In view of the ongoing shelling of the Zaporizhia nuclear power plant, which was occupied by Russian troops, international experts fear for safety there after a visit. His greatest concern remains that the nuclear power plant could be severely damaged by further shelling, said the head of the International Atomic Energy Agency (IAEA) Rafael Grossi in Vienna. Although damage is obvious and unacceptable, important safety elements such as the power plant’s power supply are working.
The cooperation between the Russian occupiers and the Ukrainian staff is also working to some extent on a professional level, Grossi said on Friday evening after his return from Ukraine at Vienna Airport. He expects a detailed analysis of the safety of the power plant by the experts who remain on site in the course of the next week.
Six IAEA experts are still at the nuclear power plant. Four would return, with two staying on site until further notice.
Grossi doesn’t have the impression that the Russian occupiers have hidden anything. “We saw everything I wanted to see,” said the IAEA chief. A crucial difference to before is also that he now learns from his own sources what is happening on site.
The IAEA chief emphasized again that he sees his agency’s mission as permanent. “The IAEA is there to stay as long as necessary.” Ukraine and Russia currently agree to this.
He knows things could change. What worries him most at the moment is that the war around the power plant is increasing in intensity, Grossi said.
The IAEA experts have been in the power station town of Enerhodar since Thursday. The Zaporizhia NPP came under Moscow control in early March, shortly after the Russian invasion. Repeated shelling of the power plant site and the neighboring town have raised international fears of a possible nuclear catastrophe.
Russia and Ukraine repeatedly accuse each other of artillery shelling. With its six blocks and a net output of 5700 megawatts, the nuclear power plant is the largest nuclear power plant in Europe. Before the start of the war, more than 10,000 people worked there.
According to Ukraine, it fired on Russian artillery positions not far from the Zaporizhia nuclear power plant. “It has been confirmed that our troops in the area of the towns of Cherson and Enerhodar destroyed three enemy artillery systems with precise hits,” the Ukrainian General Staff report said on Facebook on Friday evening. An ammunition depot and at least one company of the Russian army were also said to have been destroyed.

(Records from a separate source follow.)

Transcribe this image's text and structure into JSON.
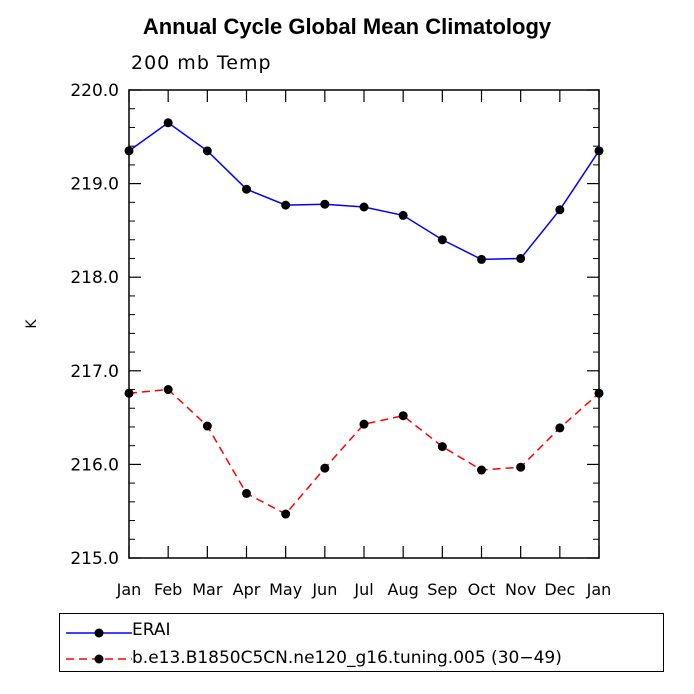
{
  "chart_data": {
    "type": "line",
    "title": "Annual Cycle Global Mean Climatology",
    "subtitle": "200 mb Temp",
    "xlabel": "",
    "ylabel": "K",
    "categories": [
      "Jan",
      "Feb",
      "Mar",
      "Apr",
      "May",
      "Jun",
      "Jul",
      "Aug",
      "Sep",
      "Oct",
      "Nov",
      "Dec",
      "Jan"
    ],
    "ylim": [
      215.0,
      220.0
    ],
    "yticks": [
      "215.0",
      "216.0",
      "217.0",
      "218.0",
      "219.0",
      "220.0"
    ],
    "grid": false,
    "legend_position": "bottom",
    "series": [
      {
        "name": "ERAI",
        "color": "#0000ff",
        "line_style": "solid",
        "marker": "filled-circle",
        "values": [
          219.35,
          219.65,
          219.35,
          218.94,
          218.77,
          218.78,
          218.75,
          218.66,
          218.4,
          218.19,
          218.2,
          218.72,
          219.35
        ]
      },
      {
        "name": "b.e13.B1850C5CN.ne120_g16.tuning.005 (30−49)",
        "color": "#ff0000",
        "line_style": "dashed",
        "marker": "filled-circle",
        "values": [
          216.76,
          216.8,
          216.41,
          215.69,
          215.47,
          215.96,
          216.43,
          216.52,
          216.19,
          215.94,
          215.97,
          216.39,
          216.76
        ]
      }
    ]
  }
}
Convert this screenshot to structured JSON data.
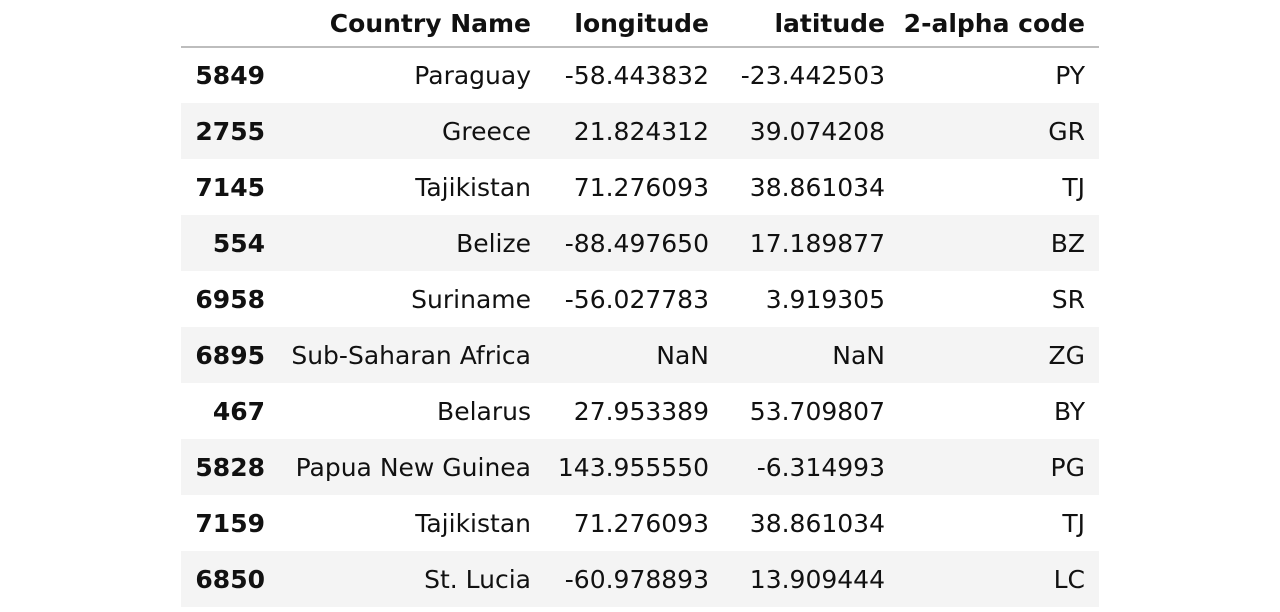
{
  "table": {
    "columns": [
      "",
      "Country Name",
      "longitude",
      "latitude",
      "2-alpha code"
    ],
    "rows": [
      {
        "index": "5849",
        "country": "Paraguay",
        "longitude": "-58.443832",
        "latitude": "-23.442503",
        "code": "PY"
      },
      {
        "index": "2755",
        "country": "Greece",
        "longitude": "21.824312",
        "latitude": "39.074208",
        "code": "GR"
      },
      {
        "index": "7145",
        "country": "Tajikistan",
        "longitude": "71.276093",
        "latitude": "38.861034",
        "code": "TJ"
      },
      {
        "index": "554",
        "country": "Belize",
        "longitude": "-88.497650",
        "latitude": "17.189877",
        "code": "BZ"
      },
      {
        "index": "6958",
        "country": "Suriname",
        "longitude": "-56.027783",
        "latitude": "3.919305",
        "code": "SR"
      },
      {
        "index": "6895",
        "country": "Sub-Saharan Africa",
        "longitude": "NaN",
        "latitude": "NaN",
        "code": "ZG"
      },
      {
        "index": "467",
        "country": "Belarus",
        "longitude": "27.953389",
        "latitude": "53.709807",
        "code": "BY"
      },
      {
        "index": "5828",
        "country": "Papua New Guinea",
        "longitude": "143.955550",
        "latitude": "-6.314993",
        "code": "PG"
      },
      {
        "index": "7159",
        "country": "Tajikistan",
        "longitude": "71.276093",
        "latitude": "38.861034",
        "code": "TJ"
      },
      {
        "index": "6850",
        "country": "St. Lucia",
        "longitude": "-60.978893",
        "latitude": "13.909444",
        "code": "LC"
      }
    ]
  }
}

The Russian occupiers removed all military technology from the nuclear power plant site and relocated it to neighboring locations before the IAEA group of experts arrived. The information could not be independently verified. Russia had always maintained that it had no heavy weapons stationed at the power plant site.
Ukrainian President Volodymyr Zelenskyy has repeatedly accused Russia of nuclear terrorism in view of the situation around the nuclear power plant. Russia, on the other hand, rejects calls for the power plant to be returned to Ukraine’s control because Moscow believes that Kyiv cannot guarantee the safety of the plants in a war.
Meanwhile, Zelenskyy hailed the West’s planned new energy sanctions against Russian oil as a show of support for his country. “The time for the sanctions is long overdue,” said the head of state in a video distributed on Friday evening.
“The sanctions will not only limit the flow of petrodollars and gas euros to Moscow, but also restore justice to all Europeans who are being blackmailed by Russia with an artificially created price crisis in the energy market.”
As economically strong democracies, the group of seven leading industrial nations G7, including Germany and France, want to ensure that Russia earns less from its oil. This is intended to dry up a source of funding for the war against Ukraine. The goal is an international price cap on imports of Russian oil.
In a joint statement on Friday, G7 finance ministers urged all oil-importing countries to join the move. Despite a US embargo on its oil, Russia continues to make a lot of money from the “black gold” that is sold to India, for example.
The price cap will help protect civilian states and energy markets from Russian aggression in the energy sector, Zelenskyy said. He is grateful to EU Commission President Ursula von der Leyen for this suggestion. Ukraine needs Europe’s support. Assistance to Ukraine is equivalent to protecting “the whole democratic world,” Zelensky said.
Meanwhile, Kyiv wants to help Germany with the delivery of nuclear power on its way out of dependence on Russian energy. “Currently, Ukraine exports its electricity to Moldova, Romania, Slovakia and Poland. But we are quite ready to expand our exports to Germany,” Ukrainian Prime Minister Denys Schmyhal told the German Press Agency.
Parallel to the Russian invasion at the end of February, the Ukraine and the neighboring country of Moldova had disconnected from the former Soviet power grid. Synchronization with the European network took place in mid-March. Since then, the country has been exporting between 400 and 700 megawatts of electricity to the EU and Moldova every day.
Schmyhal now wants to increase the export quotas for the EU many times over. Soviet-designed nuclear power plants with a total capacity of more than 14 gigawatts are operated in Ukraine, including Zaporizhia.
Schmyhal is expected in Berlin on Saturday and will be received by Chancellor Olaf Scholz (SPD) in the Chancellery on Sunday.